Mindfulness is more than quieting your mind. It’s more than meditating. Jon Kabat-Zinn, the founder of Mindfulness-Based Stress Reduction, defines mindfulness as, “an awareness that arises through paying attention, on purpose, in the present moment, non-judgmentally.” He goes on to say, “And then I sometimes add, in the service of self-understanding and wisdom” (as cited in Defining Mindfulness, 2017). Perhaps my favorite part of that definition is the use of the term “non-judgmentally” as it’s not often that we allow ourselves to think or feel without judging if it’s right or wrong, painful or not.

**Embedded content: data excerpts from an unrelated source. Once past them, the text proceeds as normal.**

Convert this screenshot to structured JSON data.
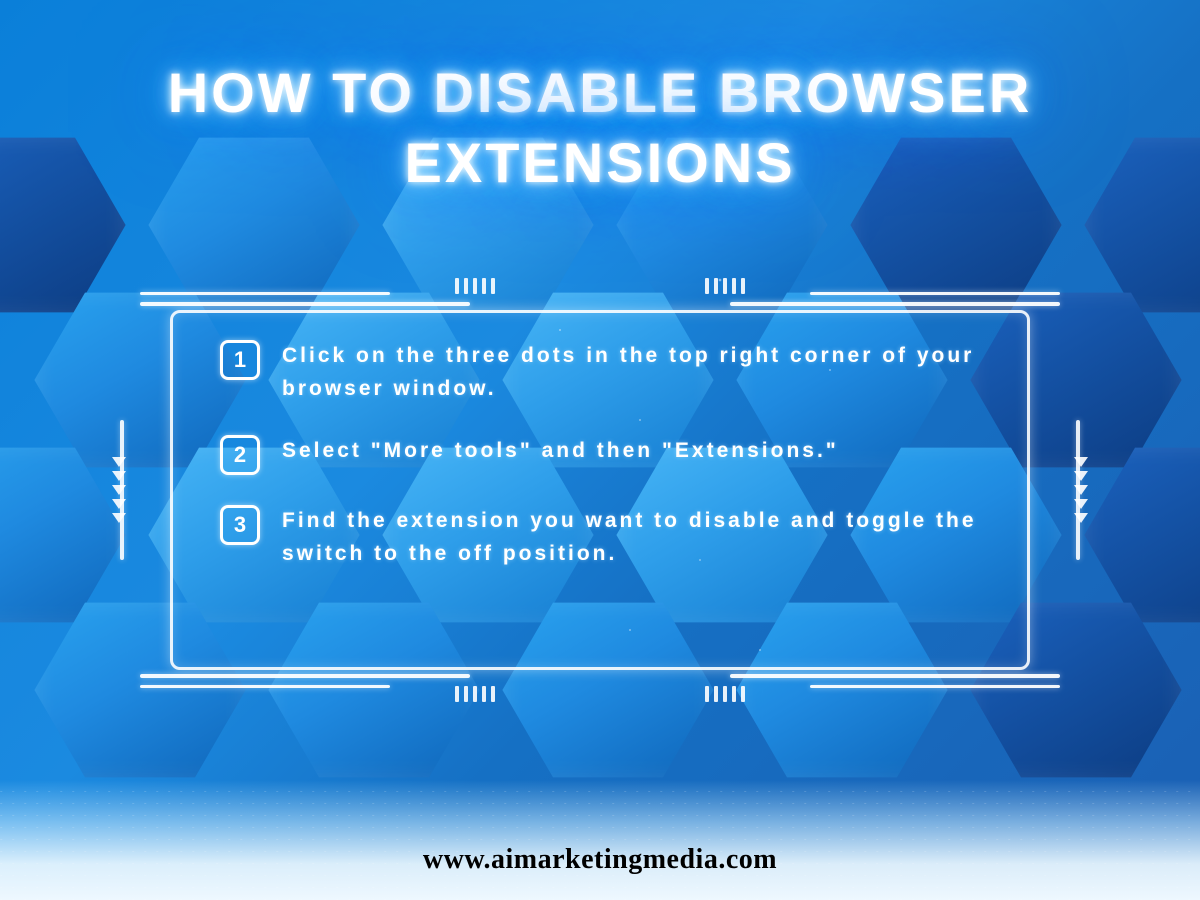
{
  "title_line1": "How to Disable Browser",
  "title_line2": "Extensions",
  "steps": [
    {
      "num": "1",
      "text": "Click on the three dots in the top right corner of your browser window."
    },
    {
      "num": "2",
      "text": "Select \"More tools\" and then \"Extensions.\""
    },
    {
      "num": "3",
      "text": "Find the extension you want to disable and toggle the switch to the off position."
    }
  ],
  "footer_url": "www.aimarketingmedia.com"
}
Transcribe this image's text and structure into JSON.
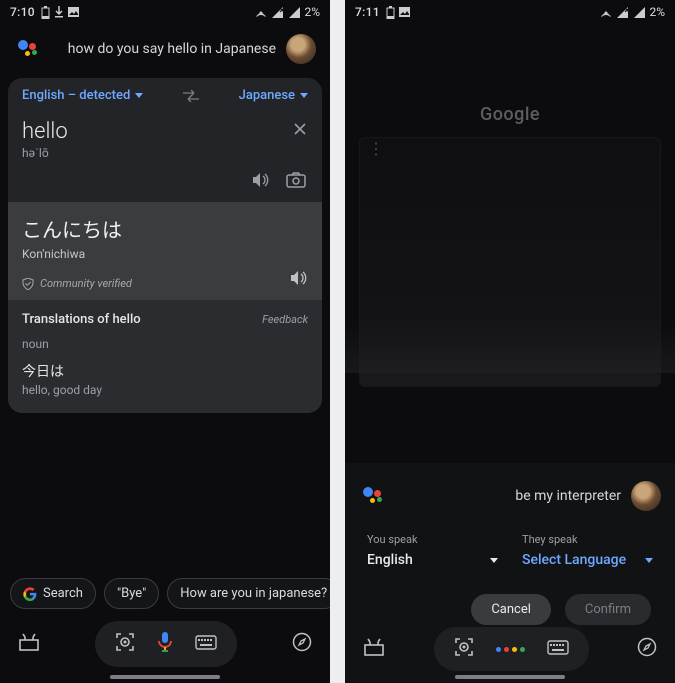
{
  "left": {
    "status": {
      "time": "7:10",
      "battery": "2%"
    },
    "assistant_query": "how do you say hello in Japanese",
    "translate": {
      "src_lang": "English – detected",
      "tgt_lang": "Japanese",
      "src_word": "hello",
      "src_phon": "həˈlō",
      "tgt_word": "こんにちは",
      "tgt_roman": "Kon'nichiwa",
      "verified": "Community verified",
      "defs_title": "Translations of hello",
      "feedback": "Feedback",
      "pos": "noun",
      "def_jp": "今日は",
      "def_gloss": "hello, good day"
    },
    "chips": {
      "search": "Search",
      "bye": "\"Bye\"",
      "howare": "How are you in japanese?"
    }
  },
  "right": {
    "status": {
      "time": "7:11",
      "battery": "2%"
    },
    "bg_label": "Google",
    "assistant_query": "be my interpreter",
    "interpreter": {
      "you_label": "You speak",
      "you_value": "English",
      "they_label": "They speak",
      "they_value": "Select Language",
      "cancel": "Cancel",
      "confirm": "Confirm"
    }
  }
}
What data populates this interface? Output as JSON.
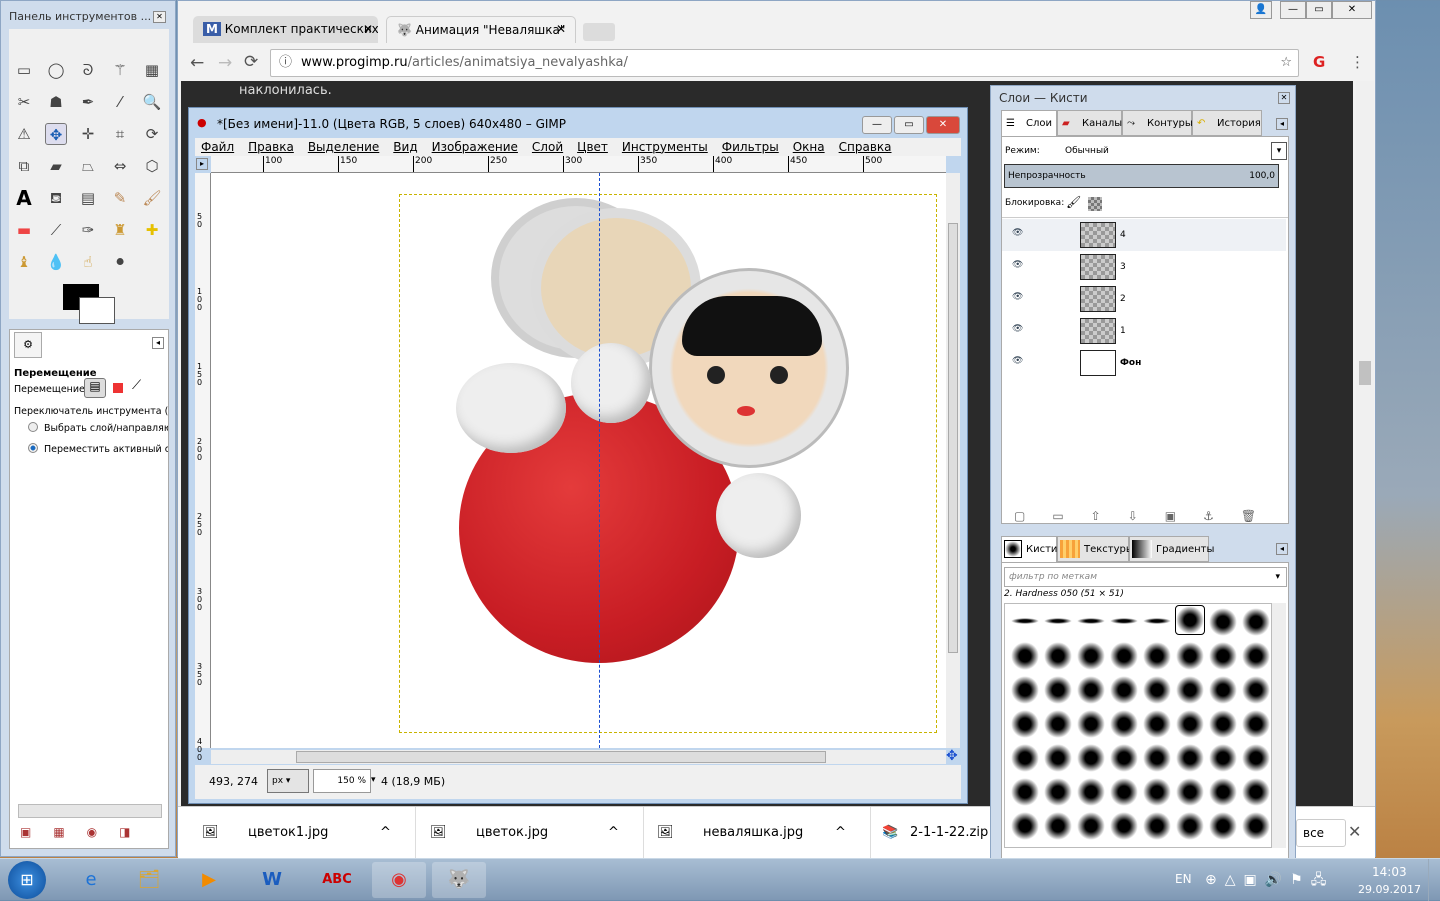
{
  "toolbox": {
    "title": "Панель инструментов ...",
    "options_title": "Перемещение",
    "move_label": "Перемещение:",
    "switch_label": "Переключатель инструмента  (Sh",
    "radio1": "Выбрать слой/направляю",
    "radio2": "Переместить активный сл"
  },
  "browser": {
    "tabs": [
      {
        "label": "Комплект практических",
        "icon": "M"
      },
      {
        "label": "Анимация \"Неваляшка\""
      }
    ],
    "url_host": "www.progimp.ru",
    "url_path": "/articles/animatsiya_nevalyashka/",
    "page_text": "наклонилась.",
    "downloads": [
      "цветок1.jpg",
      "цветок.jpg",
      "неваляшка.jpg",
      "2-1-1-22.zip"
    ],
    "show_all": "все"
  },
  "gimp": {
    "title": "*[Без имени]-11.0 (Цвета RGB, 5 слоев) 640x480 – GIMP",
    "menu": [
      "Файл",
      "Правка",
      "Выделение",
      "Вид",
      "Изображение",
      "Слой",
      "Цвет",
      "Инструменты",
      "Фильтры",
      "Окна",
      "Справка"
    ],
    "ruler_ticks": [
      "100",
      "150",
      "200",
      "250",
      "300",
      "350",
      "400",
      "450",
      "500"
    ],
    "vruler_ticks": [
      "50",
      "100",
      "150",
      "200",
      "250",
      "300",
      "350",
      "400"
    ],
    "coords": "493, 274",
    "unit": "px",
    "zoom": "150 %",
    "status": "4 (18,9 МБ)"
  },
  "dock": {
    "title": "Слои — Кисти",
    "tabs": [
      "Слои",
      "Каналы",
      "Контуры",
      "История"
    ],
    "mode_label": "Режим:",
    "mode_value": "Обычный",
    "opacity_label": "Непрозрачность",
    "opacity_value": "100,0",
    "lock_label": "Блокировка:",
    "layers": [
      "4",
      "3",
      "2",
      "1",
      "Фон"
    ],
    "brush_tabs": [
      "Кисти",
      "Текстуры",
      "Градиенты"
    ],
    "filter_placeholder": "фильтр по меткам",
    "brush_name": "2. Hardness 050 (51 × 51)"
  },
  "taskbar": {
    "lang": "EN",
    "time": "14:03",
    "date": "29.09.2017"
  }
}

It is an exercise in acceptance of ourselves and who we are in that moment.
There are two major elements of mindfulness: awareness and attention. Awareness is a broader sense of what’s occurring in your inner and outer experiences. In other words, what is going on in your environment and what is going on inside your body including your thoughts and emotions. Being aware of emotions and thoughts can have a dramatic impact on shifting them towards being more positive. Attention is channeling your focus onto a particular object or idea and then holding your attention in place for a specific period of time. Meditations are made to do this.
Practicing mindfulness calms down your sympathetic nervous system, so you are less likely to be thrown into a survival strategy (flight/flee, freeze/collapse, or fight). It has been shown to have a positive effect on depression, anxiety, and chronic pain. Studies have also found that it activates the brain regions involved in emotional regulation and can lead to changes in body awareness and fear, making it less likely to react to triggers (Van Der Kolk, 2015). Also, because mindfulness keeps us in the moment, we are less likely to ruminate about failures, obsess about mistakes, fear the future, and become overwhelmed emotionally, therefore increasing our resilience and ability to cope with adversity.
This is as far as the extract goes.